比如下面这样，用临时变量构造变量 a，在 c++11 之前，会触发拷贝构造函数 S(S& other)，进行数据的拷贝 (memcpy) 。

struct S {int* p_array;int len;// 构造函数S(int _len) {len = _len; p_array = new int[len];}// 拷贝构造函数S(S& other) {len = other.len; p_array = new int[len]; memcpy(p_array, other.p_array, len);}
};S a(S());

但在 c++11 后，不用拷贝数据了，可以增加一个移动拷贝构造函数 S(S&& other)，直接拿对方的指针来用，不用拷贝 (memcpy) 数据。

struct S {// 定义同上，此处省略// 移动构造函数S(S&& other) {len = other.len; p_array = other.p_array; other.p_array = nullptr; }
};

S&& 表示 S 的右值引用，下面具体讲讲右值引用，以及 c++11 对于值类别的扩充。

2. 右值引用

右值引用是 c++11 引用的新概念，除了引入右值引用，还扩充了值类别。要理解这些概念并不容易，需要从历史发展的角度来看。

在展开之前，需要先记住，c++ 表达式有两个独立的属性：类型 (type)、值类别 (value categories)：

类型 (type)，包括基本类型（int, float，void, null 等），复合类型（class，union，引用等），具体参见 cppreference 的 specification[2]。
值类别 (value categories)，包括广义左值、右值、左值、将亡值、纯右值，具体参见 cppreference 的 specification[3]。
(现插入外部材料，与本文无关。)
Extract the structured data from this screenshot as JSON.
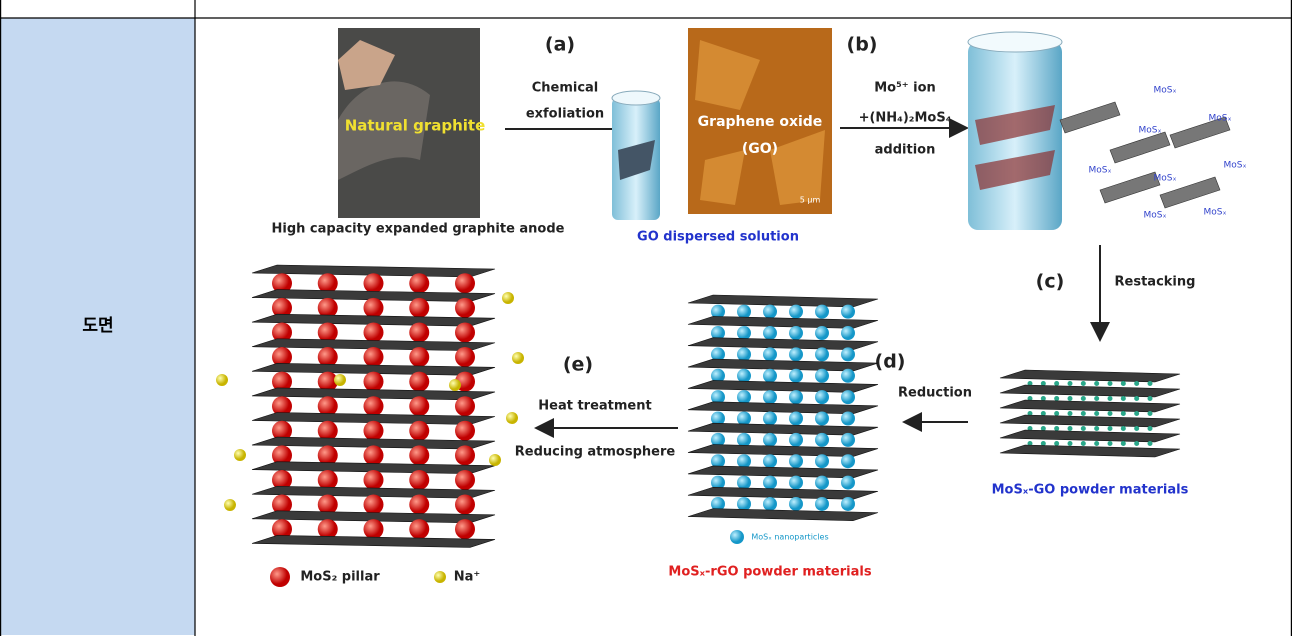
{
  "table": {
    "label": "도면"
  },
  "figure": {
    "steps": {
      "a": "(a)",
      "b": "(b)",
      "c": "(c)",
      "d": "(d)",
      "e": "(e)"
    },
    "arrows": {
      "a": [
        "Chemical",
        "exfoliation"
      ],
      "b": [
        "Mo⁵⁺ ion",
        "+(NH₄)₂MoS₄",
        "addition"
      ],
      "c": "Restacking",
      "d": "Reduction",
      "e": [
        "Heat treatment",
        "Reducing atmosphere"
      ]
    },
    "images": {
      "graphite": "Natural graphite",
      "go": [
        "Graphene oxide",
        "(GO)"
      ],
      "scale": "5 μm"
    },
    "captions": {
      "graphite": "High capacity expanded graphite anode",
      "solution": "GO dispersed solution",
      "mosx_go": "MoSₓ-GO powder materials",
      "mosx_rgo": "MoSₓ-rGO powder materials"
    },
    "flake_labels": [
      "MoSₓ",
      "MoSₓ",
      "MoSₓ",
      "MoSₓ",
      "MoSₓ",
      "MoSₓ",
      "MoSₓ",
      "MoSₓ"
    ],
    "legend": {
      "nanoparticles": "MoSₓ nanoparticles",
      "pillar": "MoS₂ pillar",
      "na": "Na⁺"
    }
  }
}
变量 (variable) 和字面量 (literal) 是最简单的表达式。另外，对于 c++ 程序员来说，变量 (variable) 和对象 (object) 这两个术语基本可以互换使用。

可能大部分人对于类型 (type) 有概念，但对于值类别 (value categories) 没啥概念，这并不是一个新术语，而是从 c 语言时代就已经存在了的。

2.1 c 语言的左值 (lvalue)

c 语言的表达式按值类别划分为左值 (lvalue) 和非左值 (non-lvalue)。“lvalue” means an expression that identifies an object, a “locator value”[4]。从方便记忆的角度上讲，左值就是可以出现在赋值语句左边的表达式。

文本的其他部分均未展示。